The cancellation of Mobile World Congress forces industry to rethink strategies, writes ARTHUR GOLDSTUCK

With more than 100,000 attendees originally expected at MWC Barcelona, the cancellation will be a major blow for airlines across Europe, and the hospitality and tourism industry in Barcelona. Almost all hotels in the city are fully booked during the event, taxis are permanently busy, and most restaurants are full at night. Now, Barcelona may well resemble a ghost town, as the regular tourist trade would have been turned away by the lack of flights and accommodation – and it is both inappropriate and too late to market the city as a destination for that week.

For major brands who have to rethink launch strategies, marketing budgets will be strained, and launch campaigns could be set back by weeks or even months. This will put further constraints on a mobile industry already reeling from the impact of the coronavirus on manufacturing in China. Supply chains, shipping, and other logistics are also in disarray. Now add marketing to the list of casualties.

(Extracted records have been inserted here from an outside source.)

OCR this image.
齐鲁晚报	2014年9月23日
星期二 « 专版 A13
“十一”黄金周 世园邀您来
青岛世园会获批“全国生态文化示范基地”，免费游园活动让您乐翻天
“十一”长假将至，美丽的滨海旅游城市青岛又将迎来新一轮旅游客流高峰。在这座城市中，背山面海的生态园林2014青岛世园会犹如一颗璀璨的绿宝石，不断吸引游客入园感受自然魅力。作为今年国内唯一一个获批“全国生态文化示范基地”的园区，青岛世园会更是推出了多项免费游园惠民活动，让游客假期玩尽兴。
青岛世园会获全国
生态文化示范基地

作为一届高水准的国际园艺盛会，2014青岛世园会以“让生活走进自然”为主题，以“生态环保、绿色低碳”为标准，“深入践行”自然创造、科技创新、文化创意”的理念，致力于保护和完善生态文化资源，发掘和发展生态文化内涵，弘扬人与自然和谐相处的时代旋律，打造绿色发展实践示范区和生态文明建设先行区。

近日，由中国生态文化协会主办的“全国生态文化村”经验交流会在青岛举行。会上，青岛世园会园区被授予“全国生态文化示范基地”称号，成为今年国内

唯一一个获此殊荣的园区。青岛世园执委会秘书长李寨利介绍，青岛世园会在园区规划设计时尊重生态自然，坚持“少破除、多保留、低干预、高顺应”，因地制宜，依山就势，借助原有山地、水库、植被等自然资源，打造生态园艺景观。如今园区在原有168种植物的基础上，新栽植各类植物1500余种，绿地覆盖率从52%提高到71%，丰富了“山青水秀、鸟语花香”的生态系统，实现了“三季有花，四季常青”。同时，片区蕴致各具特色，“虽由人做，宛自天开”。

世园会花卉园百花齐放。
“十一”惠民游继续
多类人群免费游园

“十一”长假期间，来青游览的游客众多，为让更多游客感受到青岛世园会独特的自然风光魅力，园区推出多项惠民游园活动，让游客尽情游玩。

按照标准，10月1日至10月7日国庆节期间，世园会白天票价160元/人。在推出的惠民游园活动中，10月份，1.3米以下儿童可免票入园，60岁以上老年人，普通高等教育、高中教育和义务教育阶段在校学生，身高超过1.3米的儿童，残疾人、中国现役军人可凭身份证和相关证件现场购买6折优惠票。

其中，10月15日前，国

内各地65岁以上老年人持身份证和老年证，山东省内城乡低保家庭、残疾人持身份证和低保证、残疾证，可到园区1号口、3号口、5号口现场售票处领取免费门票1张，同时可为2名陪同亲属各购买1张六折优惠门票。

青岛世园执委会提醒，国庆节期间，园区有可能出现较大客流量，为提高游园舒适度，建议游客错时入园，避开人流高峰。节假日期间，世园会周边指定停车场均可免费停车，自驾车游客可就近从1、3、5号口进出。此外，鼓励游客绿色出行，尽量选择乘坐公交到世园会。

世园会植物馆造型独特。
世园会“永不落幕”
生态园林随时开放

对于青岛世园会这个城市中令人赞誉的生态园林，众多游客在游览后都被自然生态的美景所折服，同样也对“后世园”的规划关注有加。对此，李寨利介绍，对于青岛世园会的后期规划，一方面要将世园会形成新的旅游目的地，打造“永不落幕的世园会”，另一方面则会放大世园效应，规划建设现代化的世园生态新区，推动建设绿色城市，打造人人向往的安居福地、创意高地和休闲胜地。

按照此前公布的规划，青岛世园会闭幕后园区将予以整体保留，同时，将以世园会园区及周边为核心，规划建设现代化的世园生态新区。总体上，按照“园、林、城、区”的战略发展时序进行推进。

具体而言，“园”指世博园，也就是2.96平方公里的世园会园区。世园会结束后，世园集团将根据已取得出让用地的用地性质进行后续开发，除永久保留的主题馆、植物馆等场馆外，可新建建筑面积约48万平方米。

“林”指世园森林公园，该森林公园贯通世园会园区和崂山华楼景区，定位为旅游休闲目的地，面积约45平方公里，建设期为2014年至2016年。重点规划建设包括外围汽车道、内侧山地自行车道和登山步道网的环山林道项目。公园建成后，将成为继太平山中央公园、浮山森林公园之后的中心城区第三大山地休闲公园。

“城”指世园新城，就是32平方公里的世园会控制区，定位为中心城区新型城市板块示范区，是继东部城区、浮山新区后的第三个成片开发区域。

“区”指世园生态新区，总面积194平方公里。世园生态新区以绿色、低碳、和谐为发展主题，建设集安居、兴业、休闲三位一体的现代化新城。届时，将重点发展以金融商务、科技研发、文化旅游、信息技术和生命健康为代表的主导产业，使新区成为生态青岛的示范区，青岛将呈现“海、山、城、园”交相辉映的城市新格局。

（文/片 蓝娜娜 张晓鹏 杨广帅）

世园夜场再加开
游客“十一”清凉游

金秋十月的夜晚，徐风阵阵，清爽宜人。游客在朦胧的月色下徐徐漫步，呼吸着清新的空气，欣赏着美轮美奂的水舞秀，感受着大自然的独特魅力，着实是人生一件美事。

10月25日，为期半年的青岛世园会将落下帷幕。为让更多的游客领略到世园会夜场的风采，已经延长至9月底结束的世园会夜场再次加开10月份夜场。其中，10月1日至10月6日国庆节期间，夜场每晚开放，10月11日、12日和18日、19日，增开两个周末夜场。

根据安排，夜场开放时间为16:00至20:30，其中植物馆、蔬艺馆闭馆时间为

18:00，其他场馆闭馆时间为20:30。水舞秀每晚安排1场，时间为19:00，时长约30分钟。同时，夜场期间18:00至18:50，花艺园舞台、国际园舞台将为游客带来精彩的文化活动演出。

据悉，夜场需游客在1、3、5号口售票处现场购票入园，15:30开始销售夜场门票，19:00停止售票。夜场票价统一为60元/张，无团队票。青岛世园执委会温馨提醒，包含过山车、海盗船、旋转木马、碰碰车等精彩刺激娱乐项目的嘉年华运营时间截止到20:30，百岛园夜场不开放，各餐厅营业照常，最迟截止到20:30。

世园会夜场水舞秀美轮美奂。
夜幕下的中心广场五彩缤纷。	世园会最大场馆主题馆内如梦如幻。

There is one big winner from the cancellation of MWC: Samsung, which launched its new range of mobile devices at a stand-alone event in San Francisco on Tuesday (link here). Samsung decoupled its annual Galaxy Unpacked event from MWC two years ago, after running it on the eve of MWC in Barcelona every year since the launch of the Galaxy S2 in 2011. The Galaxy S9 in 2018 was the last flagship Samsung phone to be launched at MWC.

A key reason for the decoupling, giving Samsung blanket coverage on launch day and pre-empting announcements by rivals, suddenly looks like a stroke of genius. The likes of Huawei, Sony, LG, Xiaomi, Nokia, Vivo, Oppo and OnePlus now all have to rely on online or delayed events for the launches planned this month. Apple never exhibits at industry expos, and keeps its iPhone launches to September, when it can unveil new devices in time for the holiday market.

Samsung does not have it all its own way, however. Its fiercest rival, aside from Apple, is Huawei, which also does not launch its flagship phones at MWC. While it was expected to launch the sequel to its Mate X foldable phone, that is not the device that will drive its market share.

Rather, Huawei is counting on the new P40 range to re-establish it as a technology leader, following Google pulling the plug on Android being included in the manufacturer’s devices. The launch is expected to take place at a stand-alone event in Paris in late March. Huawei was expected to showcase its own operating system, Horizon OS, during MWC, but will now probably do so in local events and combine it with the launch of the P40. It is also likely to include the new foldable device in that event.

The 6-week gap between the Samsung and Huawei flagship launches will also probably give the latter the chance to tweak the specs on its phones to be more competitive with the S20 range, which has pushed the boundaries of video and zoom technology.

Not that it’s all good news for Samsung. Despite moving Galaxy Unpacked from Barcelona, it still used MWC to launch its new tablet ranges. It will have to rethink that roll-out and marketing strategy.

Even for those who are unscathed in the immediate aftermath, the cancellation is bad news: it highlights the vulnerability of the industry as a whole to geopolitical events, and reduces the appeal of the sector to investors. If the coronavirus is not contained in the coming months, a mobile industry that is already relatively stagnant will experience a sharp decline.